Things a person might be hesitant to share on a public blog: experience with mental illness, parenting failures, glimpses of grief. And almost crapping your pants. I might as well go for broke, since I'm putting it all out there.
So, this morning I ran the St. Leo's 5k. I was already feeling a little wussy because I chose not to run the 10k, but I thought it would be a good opportunity to work on my speed. The course was pretty easy - a few little hills, lots of downhills and flat sections. And it was incredibly beautiful this morning, really a perfect day for a run.
I opted out of the pre-race carbo loading dinner last night and went for fish tacos. Fish tacos. With lots of salsa. The hot kind. And beans. And cheese. Fish freaking tacos. I am an idiot.
I'll spare the details, but somewhere along mile 2 my gut is cramping up so bad, I'm afraid I'm going to be like one of those hardcore runners you see crossing the finish line wearing brown shorts. Except if that happened to me, I'd never cross the finish line because I would be hiding in the bushes until nightfall. I'd probably fall asleep and then some poor guy taking the trash out in the morning in this very chi chi neighborhood would find me curled up asleep in the hydrangeas. "Bitsy, darling! There's a poorly dressed woman in our bushes! I do believe she's pooped herself!"

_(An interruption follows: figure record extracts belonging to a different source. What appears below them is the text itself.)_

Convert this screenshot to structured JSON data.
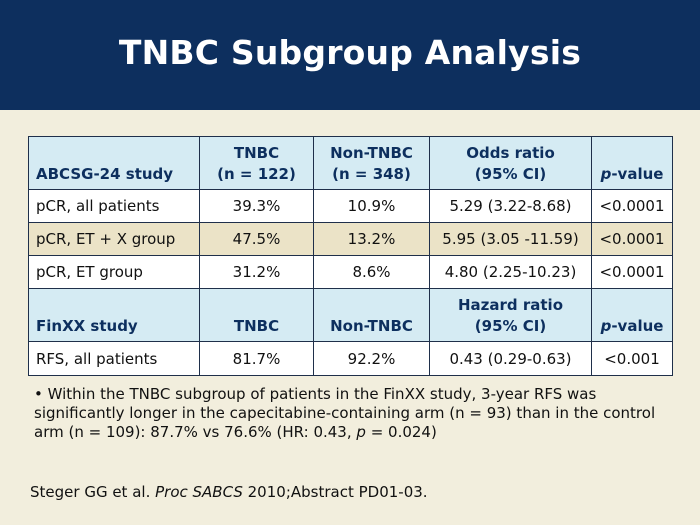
{
  "slide": {
    "title": "TNBC Subgroup Analysis"
  },
  "table": {
    "header1": {
      "study": "ABCSG-24 study",
      "tnbc_line1": "TNBC",
      "tnbc_line2": "(n = 122)",
      "nontnbc_line1": "Non-TNBC",
      "nontnbc_line2": "(n = 348)",
      "ratio_line1": "Odds ratio",
      "ratio_line2": "(95% CI)",
      "pvalue_p": "p",
      "pvalue_rest": "-value"
    },
    "rows1": [
      {
        "label": "pCR, all patients",
        "tnbc": "39.3%",
        "nontnbc": "10.9%",
        "ratio": "5.29 (3.22-8.68)",
        "p": "<0.0001"
      },
      {
        "label": "pCR, ET + X group",
        "tnbc": "47.5%",
        "nontnbc": "13.2%",
        "ratio": "5.95 (3.05 -11.59)",
        "p": "<0.0001"
      },
      {
        "label": "pCR, ET group",
        "tnbc": "31.2%",
        "nontnbc": "8.6%",
        "ratio": "4.80 (2.25-10.23)",
        "p": "<0.0001"
      }
    ],
    "header2": {
      "study": "FinXX study",
      "tnbc": "TNBC",
      "nontnbc": "Non-TNBC",
      "ratio_line1": "Hazard ratio",
      "ratio_line2": "(95% CI)",
      "pvalue_p": "p",
      "pvalue_rest": "-value"
    },
    "rows2": [
      {
        "label": "RFS, all patients",
        "tnbc": "81.7%",
        "nontnbc": "92.2%",
        "ratio": "0.43 (0.29-0.63)",
        "p": "<0.001"
      }
    ]
  },
  "note": {
    "bullet": "•",
    "text_before_p": " Within the TNBC subgroup of patients in the FinXX study, 3-year RFS was significantly longer in the capecitabine-containing arm (n = 93) than in the control arm (n = 109): 87.7% vs 76.6% (HR: 0.43, ",
    "p": "p",
    "text_after_p": " = 0.024)"
  },
  "citation": {
    "authors": "Steger GG et al. ",
    "journal": "Proc SABCS",
    "rest": " 2010;Abstract PD01-03."
  },
  "colors": {
    "header_bg": "#0d2f5e",
    "slide_bg": "#f2eedd",
    "table_header_bg": "#d5ebf3",
    "alt_row_bg": "#ebe3c7"
  }
}
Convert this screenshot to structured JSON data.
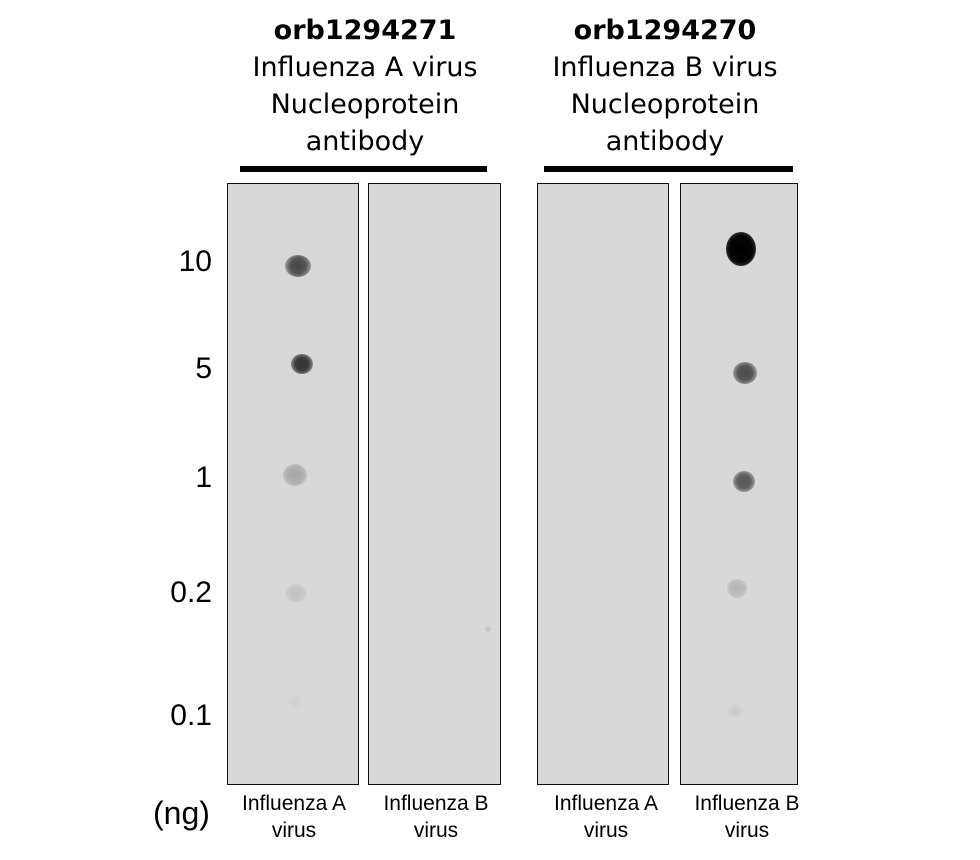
{
  "groups": [
    {
      "code": "orb1294271",
      "lines": [
        "Influenza A virus",
        "Nucleoprotein",
        "antibody"
      ]
    },
    {
      "code": "orb1294270",
      "lines": [
        "Influenza B virus",
        "Nucleoprotein",
        "antibody"
      ]
    }
  ],
  "concentrations": [
    "10",
    "5",
    "1",
    "0.2",
    "0.1"
  ],
  "unit_label": "(ng)",
  "lanes": [
    {
      "label_line1": "Influenza A",
      "label_line2": "virus"
    },
    {
      "label_line1": "Influenza B",
      "label_line2": "virus"
    },
    {
      "label_line1": "Influenza A",
      "label_line2": "virus"
    },
    {
      "label_line1": "Influenza B",
      "label_line2": "virus"
    }
  ],
  "colors": {
    "membrane": "#d8d8d8",
    "spot": "#000000"
  }
}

We'd have to move. Probably out of state.
So, I'm running along, gut cramping, butt cheeks squeezing, planning our move, when a girl 10 yards in front of me leans over and barfs all over the road.Now, I am not known for my cat-like reflexes, but I did some high stepping moves that would have made a Rockette proud. While continuing to run and clench. It was impressive. And I'm thinking -ha! At least I didn't vomit!
And then she passed me, going really really fast. In fact, she smoked me. I ended up finishing much slower than I had hoped, but with my dignity intact. Until I ran home and wrote a blog post about it.